A SCOPED binding caches its instance on the active Scope. Inside one with container.scope(): block, every resolve of the same token returns the same instance. Across scopes, the instances are distinct.

Use SCOPED for per-request state: HTTP request context, database transactions, per-job logging. The canonical pattern is a web framework that opens one scope per inbound request, resolves a tree of request-bound services, then closes the scope when the response is sent.

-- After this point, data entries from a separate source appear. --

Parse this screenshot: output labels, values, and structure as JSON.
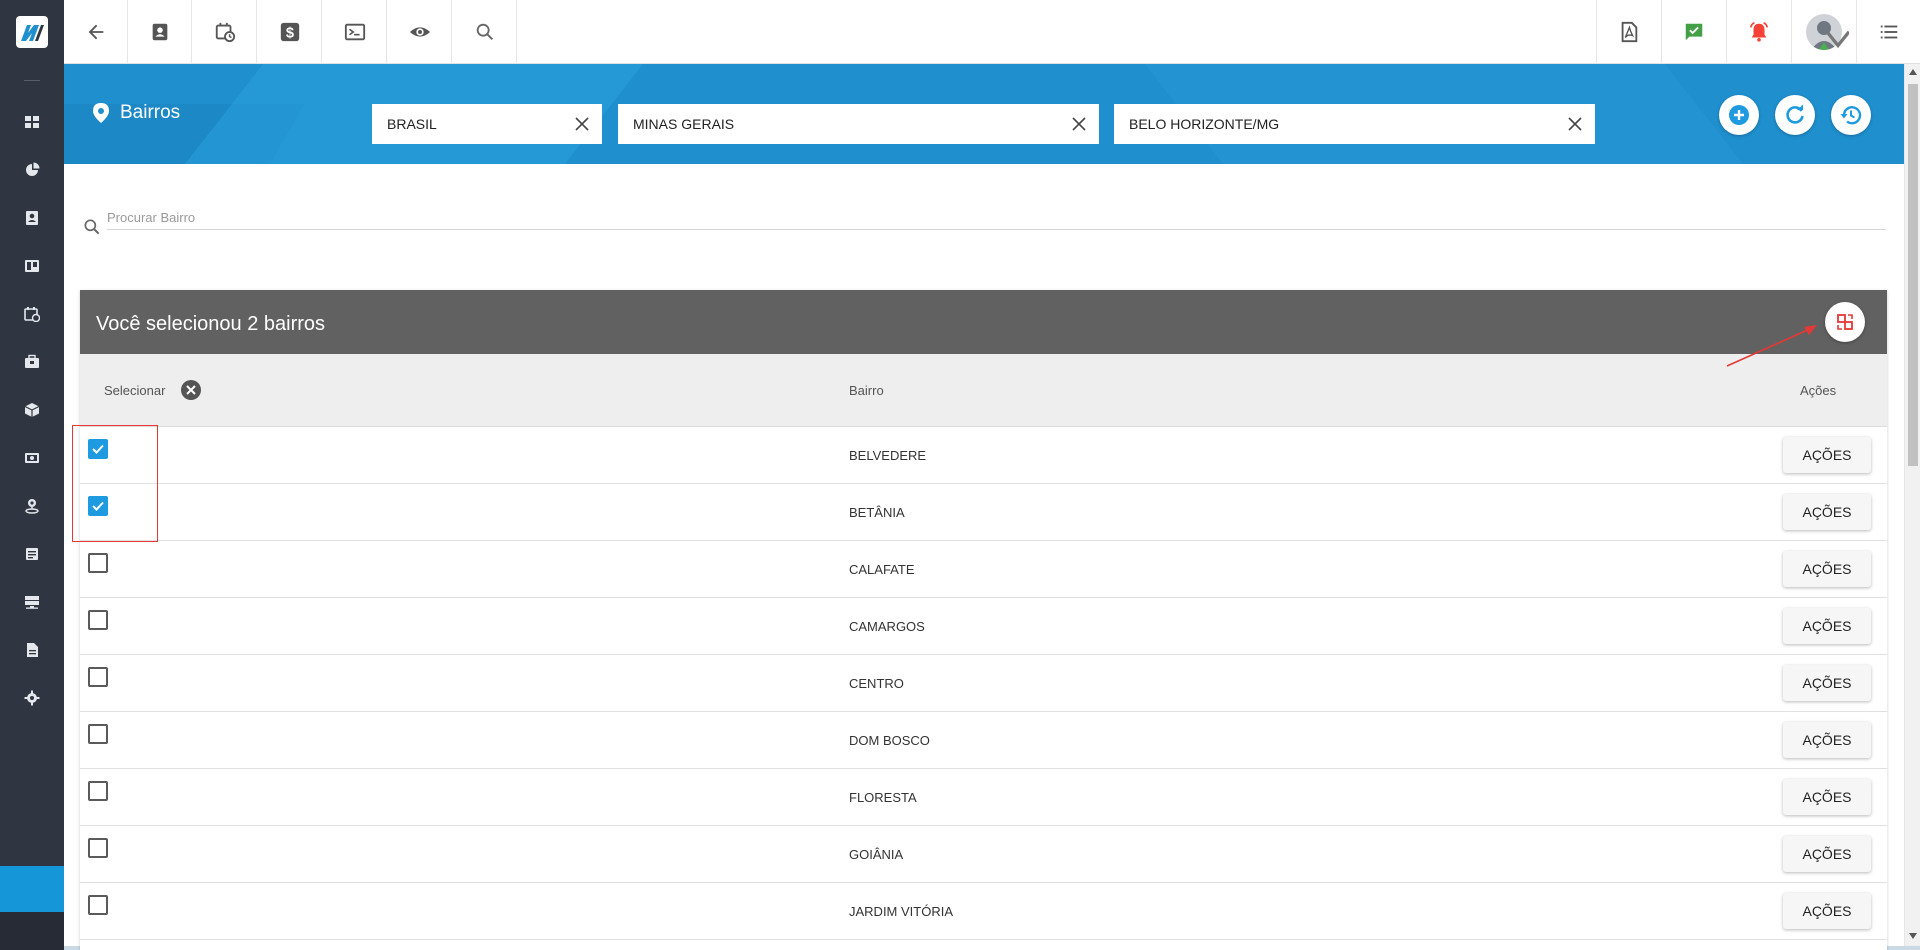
{
  "topbar": {
    "left_icons": [
      "back-arrow-icon",
      "contact-card-icon",
      "calendar-clock-icon",
      "dollar-icon",
      "terminal-icon",
      "eye-icon",
      "search-icon"
    ],
    "right_icons": [
      "pdf-icon",
      "chat-check-icon",
      "alarm-bell-icon",
      "user-avatar",
      "list-menu-icon"
    ],
    "colors": {
      "chat": "#43a047",
      "bell": "#f44336"
    }
  },
  "sidebar": {
    "icons": [
      "dashboard-icon",
      "pie-chart-icon",
      "contact-icon",
      "board-icon",
      "calendar-icon",
      "briefcase-icon",
      "package-icon",
      "money-icon",
      "map-person-icon",
      "document-icon",
      "server-icon",
      "file-icon",
      "settings-icon"
    ]
  },
  "header": {
    "title": "Bairros",
    "filters": [
      "BRASIL",
      "MINAS GERAIS",
      "BELO HORIZONTE/MG"
    ],
    "accent": "#1f8fce"
  },
  "search": {
    "placeholder": "Procurar Bairro"
  },
  "selection": {
    "title": "Você selecionou 2 bairros",
    "col_select": "Selecionar",
    "col_bairro": "Bairro",
    "col_acoes": "Ações"
  },
  "rows": [
    {
      "name": "BELVEDERE",
      "checked": true,
      "action": "AÇÕES"
    },
    {
      "name": "BETÂNIA",
      "checked": true,
      "action": "AÇÕES"
    },
    {
      "name": "CALAFATE",
      "checked": false,
      "action": "AÇÕES"
    },
    {
      "name": "CAMARGOS",
      "checked": false,
      "action": "AÇÕES"
    },
    {
      "name": "CENTRO",
      "checked": false,
      "action": "AÇÕES"
    },
    {
      "name": "DOM BOSCO",
      "checked": false,
      "action": "AÇÕES"
    },
    {
      "name": "FLORESTA",
      "checked": false,
      "action": "AÇÕES"
    },
    {
      "name": "GOIÂNIA",
      "checked": false,
      "action": "AÇÕES"
    },
    {
      "name": "JARDIM VITÓRIA",
      "checked": false,
      "action": "AÇÕES"
    }
  ]
}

A SCOPED resolve without an open scope raises ScopeError - the container refuses to dangle a request-bound instance outside its lifetime.

SCOPED teardown

class Connection:
    def __init__(self) -> None:
        self.open = True

    def close(self) -> None:
        self.open = False


container = (
    ContainerBuilder()
    .bind(Connection, Connection, lifecycle=Lifecycle.SCOPED)
    .build()
)
with container.scope():
    conn = container.resolve(Connection)
    assert conn.open is True
assert conn.open is False     # auto-closed on scope exit

SCOPED closeables are torn down when the scope exits, in LIFO order. The container's SINGLETON teardowns are independent and run on container.close().

Async lifecycles

The same three lifecycles work with async factories and async scopes:

async def make_async_pool() -> CachePool:
    return CachePool()


container = (
    ContainerBuilder()
    .bind(CachePool, make_async_pool, lifecycle=Lifecycle.SINGLETON)
    .build()
)
async with container.ascope() as scope:
    pool = await container.aresolve(CachePool)

async with container.ascope(): mirrors with container.scope(): and awaits aclose on teardown targets.

Mixing lifecycles

The lifecycles compose freely. A typical web application has:

  • SINGLETON: connection pool, cache, config, logger.
  • SCOPED: request, session, transaction.
  • TRANSIENT: query builders, response formatters, anything stateless that needs no caching.
container = (
    ContainerBuilder()
    .bind(ConnectionPool, ConnectionPool, lifecycle=Lifecycle.SINGLETON)
    .bind(Session, Session, lifecycle=Lifecycle.SCOPED)
    .bind(QueryBuilder, QueryBuilder, lifecycle=Lifecycle.TRANSIENT)
    .build()
)

Per request: open a scope, resolve a Session, resolve a QueryBuilder, run business logic, exit the scope. The ConnectionPool is reused across every request; the Session is fresh per request; each QueryBuilder is fresh per call.